【完結】甘くて危険な恋の方程式〈捜査一課、女刑事の恋と事件の捜査ファイル〉



「いい? あなたを二度と、犯罪者になんてさせない」

 そう言ってわたしは立ち上がると、ゆっくり坂巻くんに近付いた。

「来んな……。来るなって言ってんだろ!?」

「坂巻くん、過去に貼られたレッテルは消すことなんて出来ないの。……だけどね、あなたが変わりたいという想いが少しでもあるなら、わたしたちはあなたに協力する」

「はぁ……?」

「……なんてね!」 

 そしてわたしは困惑する彼に一気に近付くと、その拳銃をそのまま奪い取って、門野さんの方に蹴飛ばした。

「おい。何すんだてめぇ……!?」

「坂巻くん、あなたはここからはもう逃げられない。
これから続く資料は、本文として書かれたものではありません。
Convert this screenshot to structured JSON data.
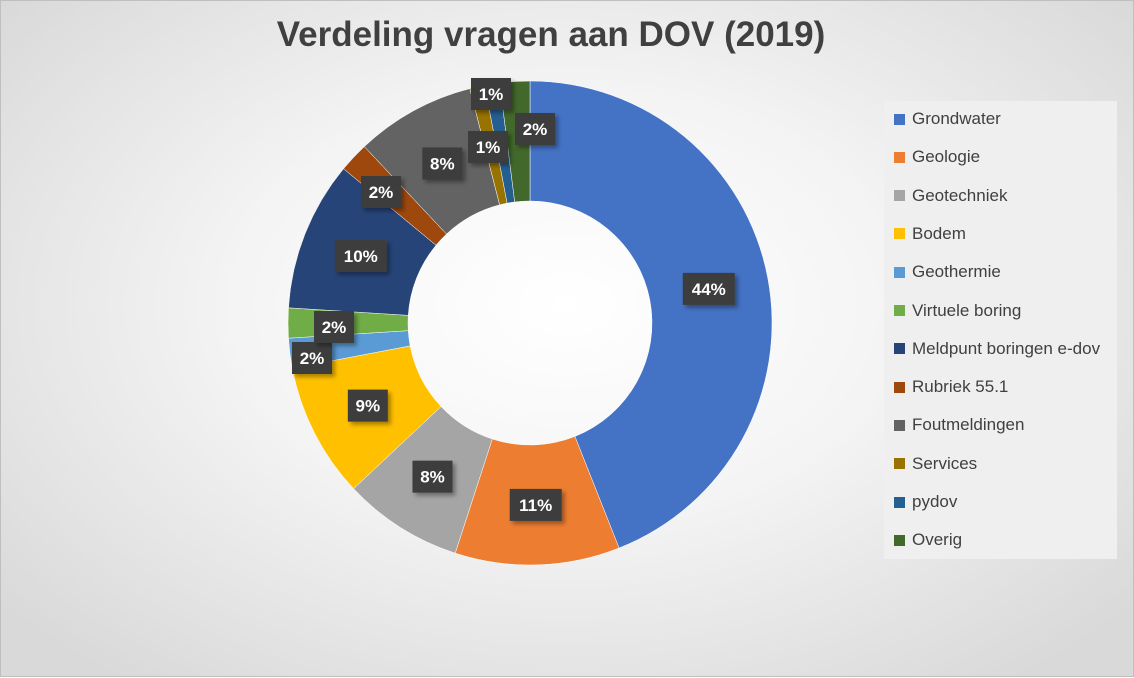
{
  "chart_data": {
    "type": "pie",
    "style": "donut",
    "title": "Verdeling vragen aan DOV (2019)",
    "legend_position": "right",
    "categories": [
      "Grondwater",
      "Geologie",
      "Geotechniek",
      "Bodem",
      "Geothermie",
      "Virtuele boring",
      "Meldpunt boringen e-dov",
      "Rubriek 55.1",
      "Foutmeldingen",
      "Services",
      "pydov",
      "Overig"
    ],
    "values": [
      44,
      11,
      8,
      9,
      2,
      2,
      10,
      2,
      8,
      1,
      1,
      2
    ],
    "data_labels": [
      "44%",
      "11%",
      "8%",
      "9%",
      "2%",
      "2%",
      "10%",
      "2%",
      "8%",
      "1%",
      "1%",
      "2%"
    ],
    "colors": [
      "#4472c4",
      "#ed7d31",
      "#a5a5a5",
      "#ffc000",
      "#5b9bd5",
      "#70ad47",
      "#264478",
      "#9e480e",
      "#636363",
      "#997300",
      "#255e91",
      "#43682b"
    ]
  }
}
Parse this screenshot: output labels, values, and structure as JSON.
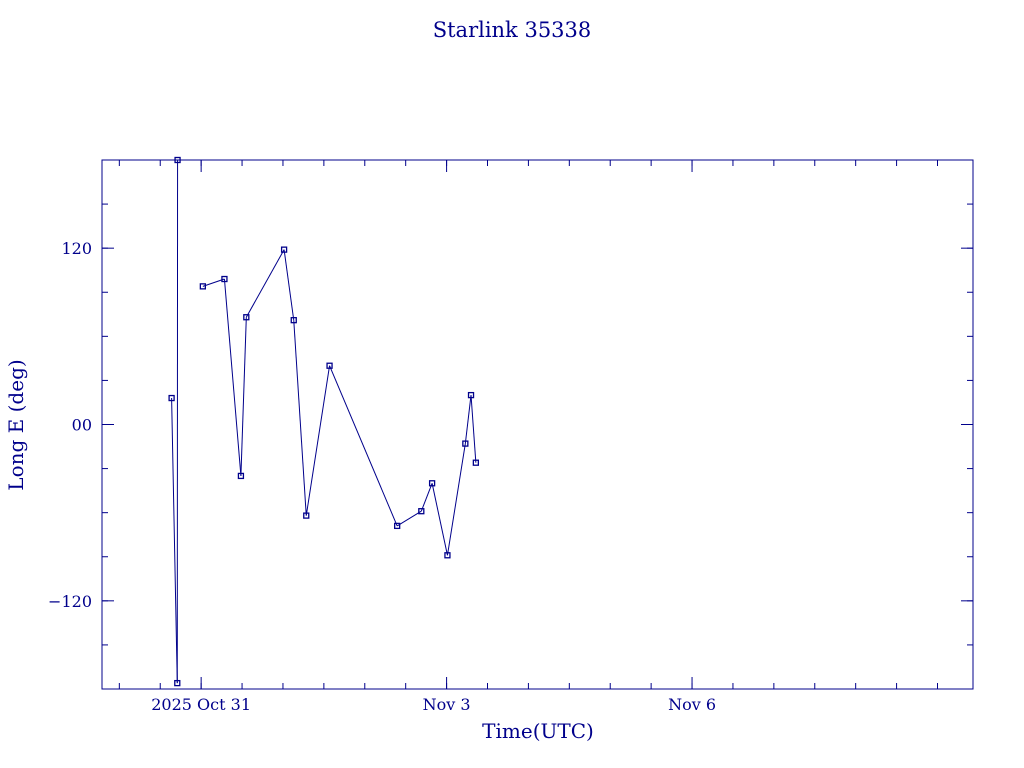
{
  "chart_data": {
    "type": "line",
    "title": "Starlink 35338",
    "xlabel": "Time(UTC)",
    "ylabel": "Long E (deg)",
    "x_ticks": [
      {
        "value": "2025-10-31",
        "label": "2025 Oct 31"
      },
      {
        "value": "2025-11-03",
        "label": "Nov  3"
      },
      {
        "value": "2025-11-06",
        "label": "Nov  6"
      }
    ],
    "y_ticks": [
      {
        "value": 120,
        "label": "120"
      },
      {
        "value": 0,
        "label": "00"
      },
      {
        "value": -120,
        "label": "−120"
      }
    ],
    "xlim": [
      "2025-10-29T18:55",
      "2025-11-09T10:25"
    ],
    "ylim": [
      -180,
      180
    ],
    "color": "#00008b",
    "series": [
      {
        "points": [
          {
            "x": "2025-10-30T15:20",
            "y": 18
          },
          {
            "x": "2025-10-30T17:00",
            "y": -176
          },
          {
            "x": "2025-10-30T17:05",
            "y": 180,
            "connected": false
          },
          {
            "x": "2025-10-31T00:30",
            "y": 94
          },
          {
            "x": "2025-10-31T06:50",
            "y": 99
          },
          {
            "x": "2025-10-31T11:40",
            "y": -35
          },
          {
            "x": "2025-10-31T13:15",
            "y": 73
          },
          {
            "x": "2025-11-01T00:20",
            "y": 119
          },
          {
            "x": "2025-11-01T03:10",
            "y": 71
          },
          {
            "x": "2025-11-01T06:50",
            "y": -62
          },
          {
            "x": "2025-11-01T13:40",
            "y": 40
          },
          {
            "x": "2025-11-02T09:30",
            "y": -69
          },
          {
            "x": "2025-11-02T16:35",
            "y": -59
          },
          {
            "x": "2025-11-02T19:45",
            "y": -40
          },
          {
            "x": "2025-11-03T00:15",
            "y": -89
          },
          {
            "x": "2025-11-03T05:30",
            "y": -13
          },
          {
            "x": "2025-11-03T07:10",
            "y": 20
          },
          {
            "x": "2025-11-03T08:35",
            "y": -26
          }
        ]
      }
    ]
  }
}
……観念しなさい」

 わたしは坂巻侑斗の前に立つと、その腕を掴んだ。

「クッソッ……!離せっ!」

 逃げようと抵抗する坂巻侑斗の腕をさらに強く掴んだわたしは「坂巻侑斗。公務執行妨害及び、銃刀法違反の容疑で現行犯逮捕します」と言った。

「クッソッ……!!」

 その腕に手錠をかけたわたしは、門野さんの元へと連れて行った。